The following measures may increase the number of interventional procedures being performed. First, in the present survey, the number of cancer patients with pain seen annually (contributing factor) and difficulty in gaining experience and acquiring skills due to the limited number of cases (barrier) were identified as factors related to implementation. Moreover, previous studies reported the lack of training of experts as a barrier to implementation [21]. Thus, PSs need to increase their experience treating such patients. To increase the experience of PSs, several strategies may be effective, including further specialization for the treatment of cancer pain, a region-wide networking system for identifying potential candidates for interventional procedures, and establishing designated teaching facilities. Second, the effective use of time by PSs to practice palliative medicine may increase the implementation of procedures. In the present study, lack of time was associated with the implementation of two procedures: CPN and phenol saddle block. Moreover, increasing the time spent in palliative medicine practice may compensate for lack of experience.

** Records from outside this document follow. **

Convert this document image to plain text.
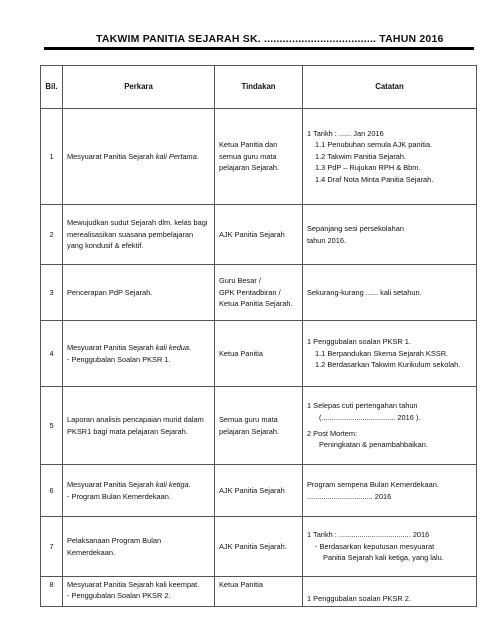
TAKWIM PANITIA SEJARAH SK. .................................... TAHUN 2016
Bil.	Perkara	Tindakan	Catatan
1	Mesyuarat Panitia Sejarah kali Pertama.	Ketua Panitia dan
semua guru mata
pelajaran Sejarah.	1 Tarikh : ...... Jan 2016
1.1 Penubuhan semula AJK panitia.
1.2 Takwim Panitia Sejarah.
1.3 PdP – Rujukan RPH & Bbm.
1.4 Draf Nota Minta Panitia Sejarah.

2	Mewujudkan sudut Sejarah dlm. kelas bagi
merealisasikan suasana pembelajaran
yang kondusif & efektif.	AJK Panitia Sejarah	Sepanjang sesi persekolahan
tahun 2016.

3	Pencerapan PdP Sejarah.	Guru Besar /
GPK Pentadbiran /
Ketua Panitia Sejarah.	Sekurang-kurang ...... kali setahun.

4	Mesyuarat Panitia Sejarah kali kedua.
- Penggubalan Soalan PKSR 1.	Ketua Panitia	1 Penggubalan soalan PKSR 1.
1.1 Berpandukan Skema Sejarah KSSR.
1.2 Berdasarkan Takwim Kurikulum sekolah.

5	Laporan analisis pencapaian murid dalam
PKSR1 bagi mata pelajaran Sejarah.	Semua guru mata
pelajaran Sejarah.	1 Selepas cuti pertengahan tahun
(.................................... 2016 ).
2 Post Mortem:
Peningkatan & penambahbaikan.

6	Mesyuarat Panitia Sejarah kali ketiga.
- Program Bulan Kemerdekaan.	AJK Panitia Sejarah	Program sempena Bulan Kemerdekaan.
................................ 2016

7	Pelaksanaan Program Bulan
Kemerdekaan.	AJK Panitia Sejarah.	1 Tarikh : ................................... 2016
- Berdasarkan keputusan mesyuarat
Panitia Sejarah kali ketiga, yang lalu.

8	Mesyuarat Panitia Sejarah kali keempat.
- Penggubalan Soalan PKSR 2.	Ketua Panitia	1 Penggubalan soalan PKSR 2.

In a 2007 survey of lead anesthetists in UK pain clinics [16], joint consulting arrangements were rare, and only 25% of anesthetists’ job plans had time allocated for palliative medicine referrals; however, there was a positive correlation with the number of referrals. Therefore, promoting opportunities for PSs to be involved in palliative medicine may, in turn, increase the number of interventional procedures performed. Third, efforts are needed to educate palliative care physicians who will serve as bridges. The present survey of HHPs and oncologists revealed that they had knowledge of the implementation of procedures, but no experience or may not be able to refer patients to specialists. Palliative care physicians need to act as a bridge to connect patients to specialists who perform these procedures. Previous studies also reported a lack of experience and awareness among palliative care physicians [18, 21]; thus, further education and awareness on indications for and effects of interventional therapies among palliative care physicians are needed. Fourth, the education of IVR specialists may be important for promoting the implementation of CPN because even though many IVR specialists responded that they are willing to perform CPN, actual implementation rates were low.

Since there are few evidence-based interventional procedures, it may be difficult for specialists to provide a rationale for the procedure; furthermore, palliative care physicians who act as bridges may not be able to propose a procedure with confidence and obtain approval from institutions. Further studies to evaluate the efficacy of these interventional procedures are needed.

Limitations

There are several limitations to the present study. First, although the status of implementation by specialists nationwide was surveyed, we did not obtain information on the implementation status of each facility. A survey of facilities, including designated cancer hospitals, hospitals without designated cancer departments, and home hospices is warranted to obtain more detailed data on interventional procedures for cancer pain management. Second, the valid response rate for each expert, which ranged between 46.8 and 51.5%, may not reflect the overall situation. However, the response rate was sufficient for a survey of individual experts. Third, as Japan has a universal health insurance system, no restrictions on access to medical facilities, and a small geographical area, we considered it unnecessary to ask about geographical distance and cost issues.